«Wirkungsmechanismen der Natur besser verstehen»
Urs Niggli ist Agrarwissenschafter und Präsident von Agroecology Science und war bis März 2020 Direktor des Forschungsinstituts für biologischen Landbau (FiBL). Er ist der Ansicht, dass neue Technologien wie die Genom-Editierung das Potenzial haben, die Landwirtschaft nachhaltiger zu gestalten.
Freitag, 17. September 2021
Sowohl die intensive wie auch die biologische Landwirtschaft sind auf Pflanzenschutz angewiesen. Sollen zukünftig weniger chemische Wirkstoffe eingesetzt werden, so muss das Agrarökosystem noch besser verstanden werden. Auch für neue Ansätze, wie etwa gentechnische Verfahren, sollte man offen sein.

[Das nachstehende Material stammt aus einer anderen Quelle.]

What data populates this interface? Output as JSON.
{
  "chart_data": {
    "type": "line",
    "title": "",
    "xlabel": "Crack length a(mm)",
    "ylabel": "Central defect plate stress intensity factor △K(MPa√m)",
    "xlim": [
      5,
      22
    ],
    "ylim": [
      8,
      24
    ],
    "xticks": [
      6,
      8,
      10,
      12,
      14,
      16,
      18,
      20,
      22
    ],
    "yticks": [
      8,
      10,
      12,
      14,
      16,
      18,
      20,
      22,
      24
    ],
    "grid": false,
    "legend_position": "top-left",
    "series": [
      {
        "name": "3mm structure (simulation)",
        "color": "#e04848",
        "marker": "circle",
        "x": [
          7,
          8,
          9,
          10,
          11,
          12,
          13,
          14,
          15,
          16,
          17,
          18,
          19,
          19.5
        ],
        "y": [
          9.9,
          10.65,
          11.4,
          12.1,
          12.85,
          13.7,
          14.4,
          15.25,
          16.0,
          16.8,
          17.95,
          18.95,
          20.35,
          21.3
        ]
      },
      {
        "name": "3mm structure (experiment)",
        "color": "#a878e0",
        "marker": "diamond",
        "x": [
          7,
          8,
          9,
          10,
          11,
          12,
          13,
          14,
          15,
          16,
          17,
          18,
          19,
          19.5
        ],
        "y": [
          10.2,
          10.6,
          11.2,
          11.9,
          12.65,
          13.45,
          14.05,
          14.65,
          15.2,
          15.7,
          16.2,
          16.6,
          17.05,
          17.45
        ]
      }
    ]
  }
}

Landwirtinnen und Landwirte sind auf Pflanzenschutz angewiesen, um hohe und qualitativ gute Erträge zu erzielen. Dies zeigen Zahlen der Food and Agriculture Organization (FAO) eindrücklich: In den Jahren 1996 bis 1998 verursachten Schadorganismen globale Ernteverluste – je nach Kulturart – von 26 bis 40 Prozent. Für den Schutz werden häufig chemische Pflanzenschutzmittel eingesetzt, sowohl im Ackerbau wie auch in noch grösserem Masse in den Spezialkulturen Obst, Wein und Gemüse. Dort werden anzahlmässig 44 Prozent aller Wirkstoffe ausgebracht, obwohl die Anbaufläche nur 6 Prozent ausmacht.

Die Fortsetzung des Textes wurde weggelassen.